DAI GIORNALI DI OGGI – Bokertov 12 gennaio 2025

Sono centinaia, ma c’è chi ipotizza migliaia, le vittime della repressione in Iran. Immagini terribili continuano a circolare nonostante il blackout. È verosimile un intervento Usa? Per gli ayatollah si avvicina la fine? Sono domande ricorrenti sui giornali. Israele intanto ha alzato il livello di allerta.
«L’Iran non è la Siria. Perché la situazione cambi davvero, dobbiamo vedere qualcosa di drammatico», dichiara al Corriere della Sera l’analista israeliano Danny Citrinowicz, un passato nell’intelligence militare dello Stato ebraico. Cosa serve? «Improvvise crepe interne, oppure un reale coinvolgimento degli Usa», sostiene Citrinowicz, perché «se la situazione rimane così gli ayatollah troveranno un modo per superare le proteste, anche se si trovano davanti alla sfida più grande dal 1979». Repubblica interpella l’esperto iraniano di cybersicurezza Amir Rashidi. Una delle domande riguarda Reza Pahlavi. «Che ci piaccia o no, questa rivoluzione ha un leader. Non sono un suo sostenitore, ma sta tentando di guidare i manifestanti», riflette Rashidi. «A giugno si schierò con Israele durante l’attacco all’Iran e quello è stato il punto più basso della sua vita politica, lo criticammo in tantissimi. Ma adesso dobbiamo scegliere tra il male e il peggio. Spero che abbia un piano». La Stampa si sofferma sulla percezione israeliana: «Il primo ministro Benjamin Netanyahu, all’inizio della riunione di governo, ha detto che il paese “sta monitorando attentamente gli eventi”. Secondo la rete televisiva qatariota Al-Araby, le valutazioni di Gerusalemme ritengono che gli Stati Uniti attaccheranno l’Iran prima o poi».
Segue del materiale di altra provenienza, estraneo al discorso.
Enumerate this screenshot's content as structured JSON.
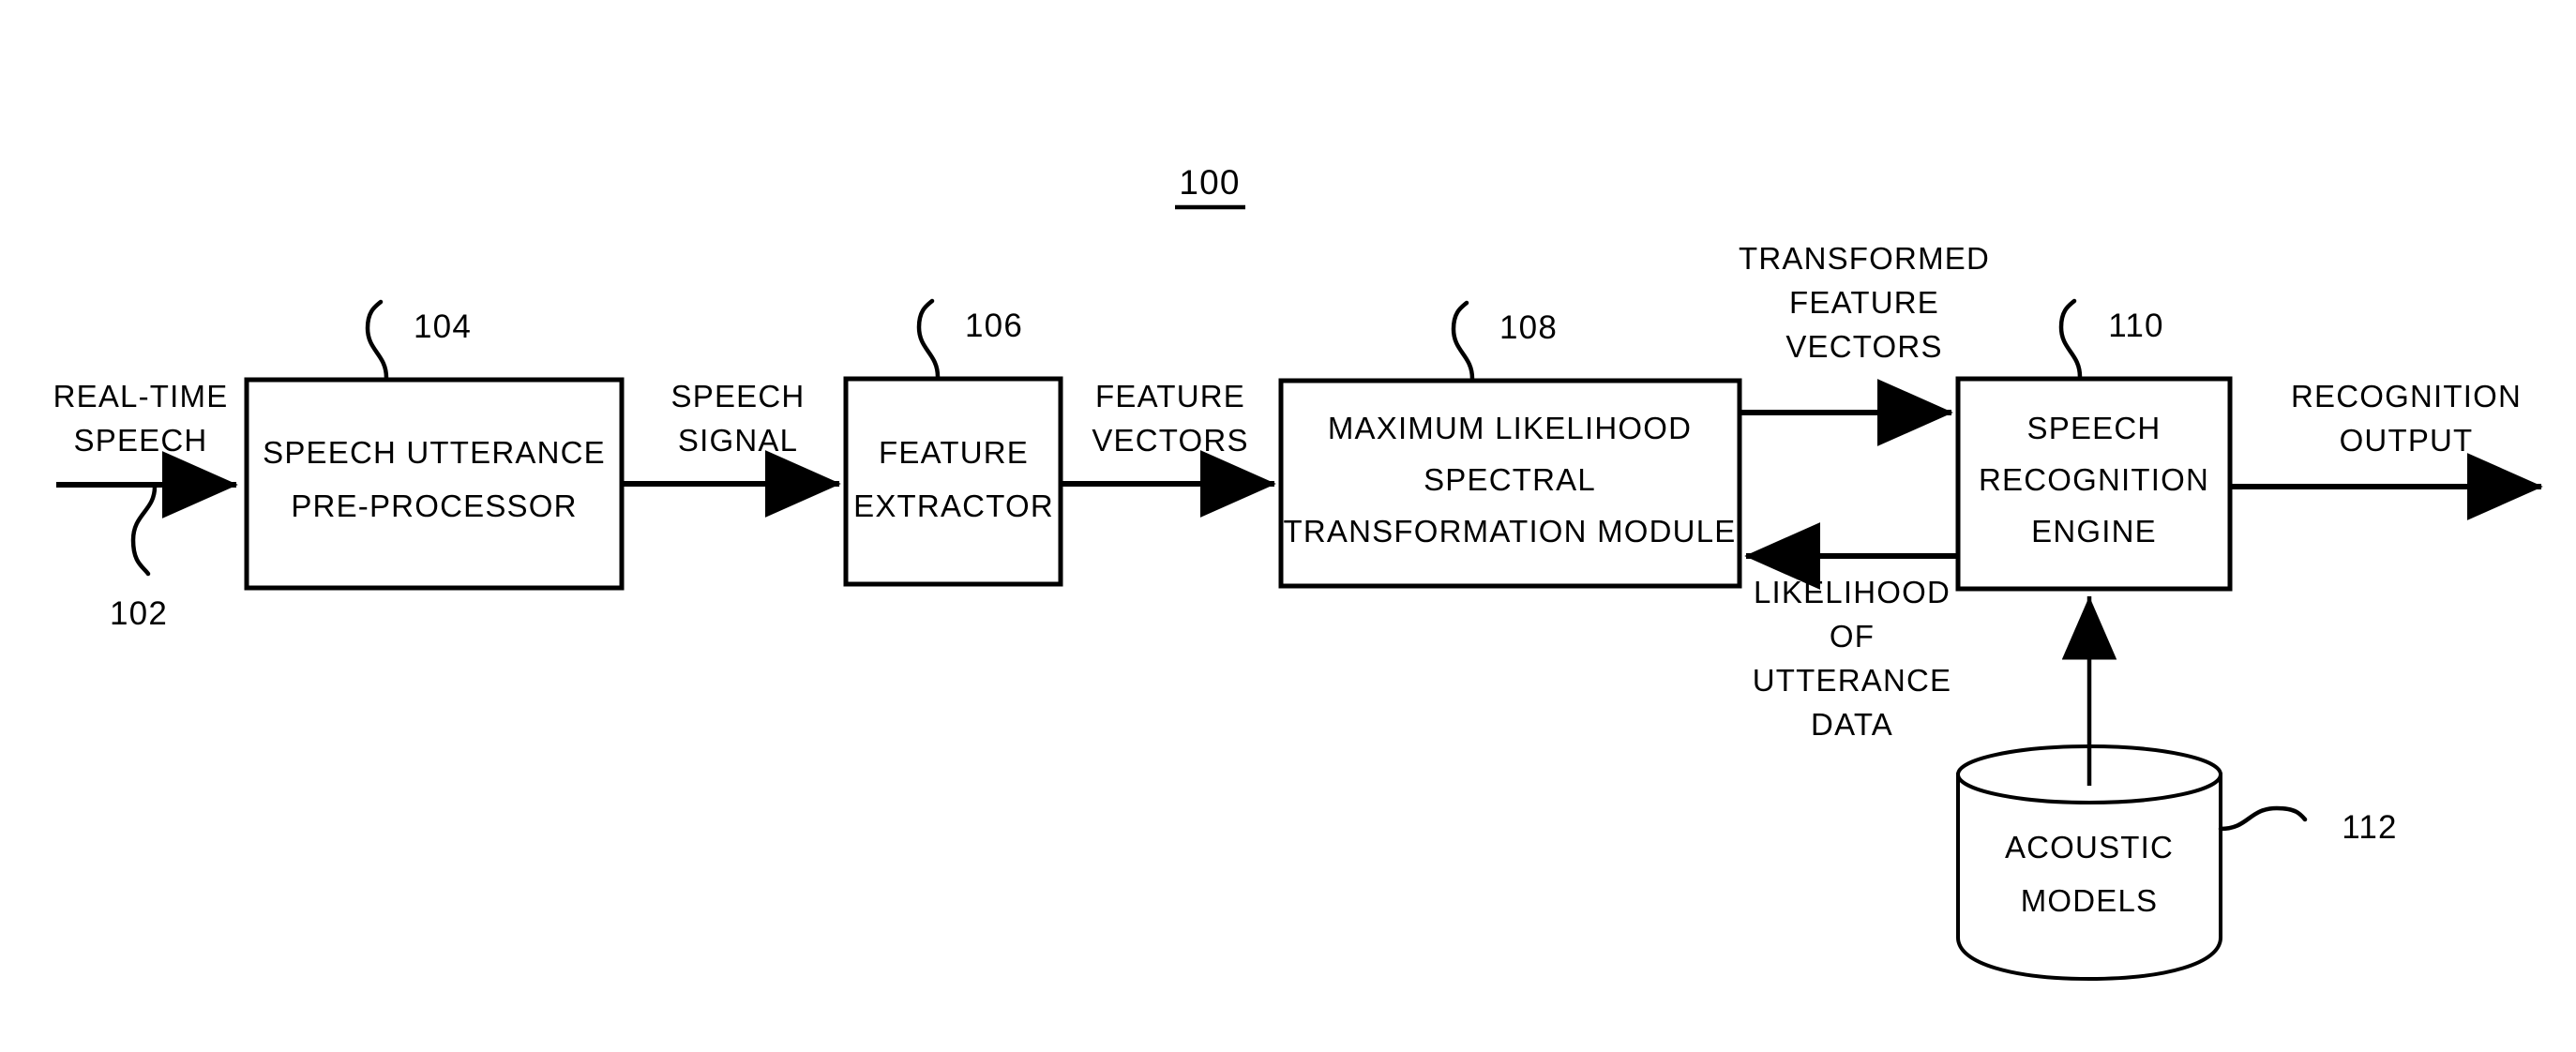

La mobilitazione in Italia in solidarietà al popolo iraniano è al momento scarsa. «Non c’è una Flotilla che fa rotta verso lo Stretto di Hormuz», accusa Libero, «mentre gli utili idioti di Hamas sono diventati gli inutili cretini di Maduro: sempre contro l’America, sempre antisemiti, sempre dalla parte sbagliata della storia». Sulla Stampa, Bernard Guetta ipotizza un crollo imminente del regime. Anche perché, sottolinea, «il programma nucleare iraniano, le sanzioni internazionali e il finanziamento degli Hezbollah libanesi, della dittatura siriana, degli Houthi yemeniti, delle milizie sciite irachene e di tutte le altre reti regionali di mullah, hanno svuotato a tal punto le casse del paese che non è rimasto più niente da offrire agli iraniani».

Per Repubblica, Giorgia Meloni aspirerebbe a entrare nel Board of Peace per la Striscia di Gaza fortemente voluto da Donald Trump. In tal senso, si legge, «qualche rassicurazione, anche formale, la premier l’ha ottenuta». Anche se mancherebbe l’ultimo tassello: «Il timbro di The Donald, con il placet di israeliani e palestinesi». Nel frattempo, scrive Libero, «Hamas si rifà l’esercito» e Israele per questo «è pronto a schiacciarlo».

È morta all’età di 91 anni Hessy Levinsons Taft. Nata a Berlino, fu un simbolo della propaganda nazista che fece del suo volto quello del “perfetto bambino ariano”. Peccato però che fosse Hessy ebrea. Così, racconta il Corriere, quando i genitori scoprirono il volto della figlia sulla copertina di una celebre pubblicazione fuggirono e raggiunsero infine gli Usa. Qui Hessy ha intrapreso «una carriera accademica come chimica».

Il Foglio traduce un intervento dal sito The Free Press della figlia di Reuven Morrison, una delle vittime della strage di Bondi Beach a Sidney. «Quando sono iniziati gli spari, non si è bloccato; non è scappato. Ha tenuto la sua posizione, lanciando mattoni contro i terroristi, furioso che osassero attaccare ebrei che celebravano Chanukkah sulla sua spiaggia preferita. Ha protetto la sua comunità fino alla fine».

È in libreria con Asterios una nuova edizione de Il segreto, libro del 1961 dello scrittore ebreo Giorgio Voghera sotto lo pseudonimo Anonimo Triestino. Ne parla, sul Corriere, il germanista Claudio Magris.